Radical changes in the draft:

  • In April 2014, the Supreme Court delivered the landmark judgment of NALSA v. Union of India, which affirmed the fundamental rights of transgender persons.
  • The court gave a series of directives to the government to institute welfare measures for transgender persons, including affirmative action.
  • It also directed that the Expert Committee Report prepared by the Ministry of Social Justice and Empowerment (MSJE) be implemented.
  • In December 2014, Tiruchi Siva, a DMK Rajya Sabha MP, introduced the Rights of Transgender Persons Bill, 2014 as a Private Member’s Bill.
  • On April 24, 2015, in a rare instance, the Rajya Sabha unanimously passed the Bill. However, it never made it to the Lok Sabha.
  • Instead, the government decided to get its own Bill — The Rights of Transgender Persons Bill, 2015.
  • The 2016 Bill has now been referred to a Standing Committee.
  • What led to such radical changes in the new draft?

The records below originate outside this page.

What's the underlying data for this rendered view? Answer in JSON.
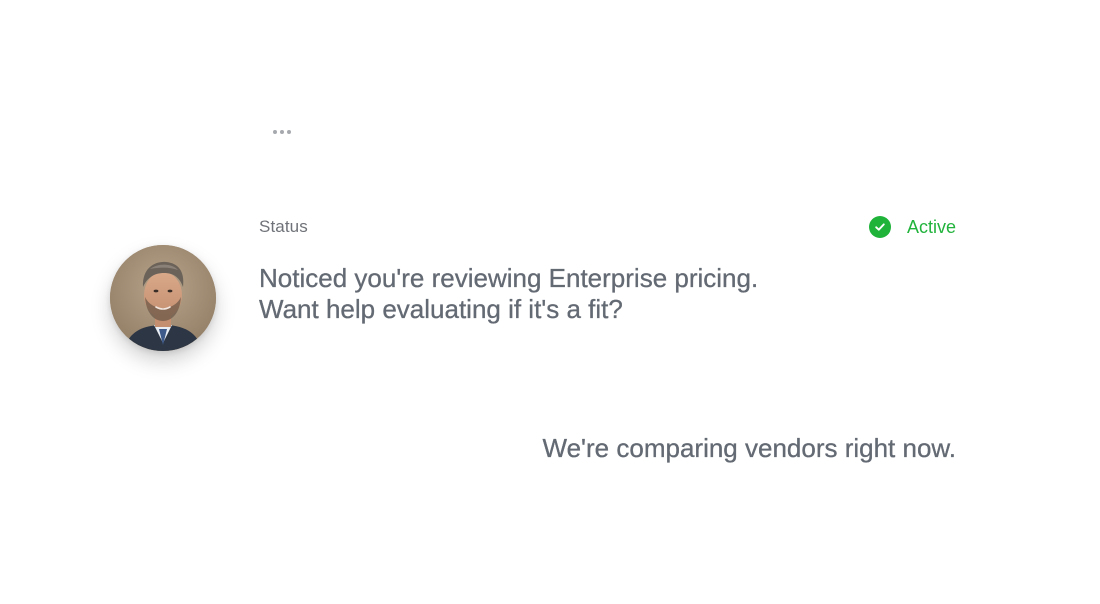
{
  "header": {
    "status_label": "Status",
    "status_value": "Active",
    "status_icon": "check-circle-icon",
    "status_color": "#22b33c"
  },
  "typing_indicator": {
    "icon": "ellipsis-icon"
  },
  "conversation": {
    "agent": {
      "avatar": "avatar-photo",
      "message_lines": [
        "Noticed you're reviewing Enterprise pricing.",
        "Want help evaluating if it's a fit?"
      ]
    },
    "user": {
      "message": "We're comparing vendors right now."
    }
  },
  "colors": {
    "text_primary": "#646a73",
    "text_label": "#6f7278",
    "accent_green": "#1fb33a"
  }
}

  • The 2016 Bill in many ways falls short in its substantive content:
  • Clause 2(i) of the Bill, which defines the term ‘transgender person’, has been inexplicably borrowed from a provision of the Australian Sex Discrimination Amendment Act 2013, which defines the term ‘intersex’.
  • Even though the Expert Committee Report clearly explained the difference between transgender and intersex identities.
  • The 2014 and 2015 Bills had more accurate definitions of the term transgender.
  • In fact, the 2015 Bill was the most progressive in this regard as it granted a transgender person the right to identify as either ‘man’, ‘woman’, or ‘transgender’.
  • Another problem is the absence of a provision on reservation, running contrary to the NALSA judgment and the 2014 and 2015 Bills which directed reservations for transgender persons.
  • Finally, none of the Bills have addressed the issue of Section 377, which is frequently used to harass transgender persons, specifically transgender women.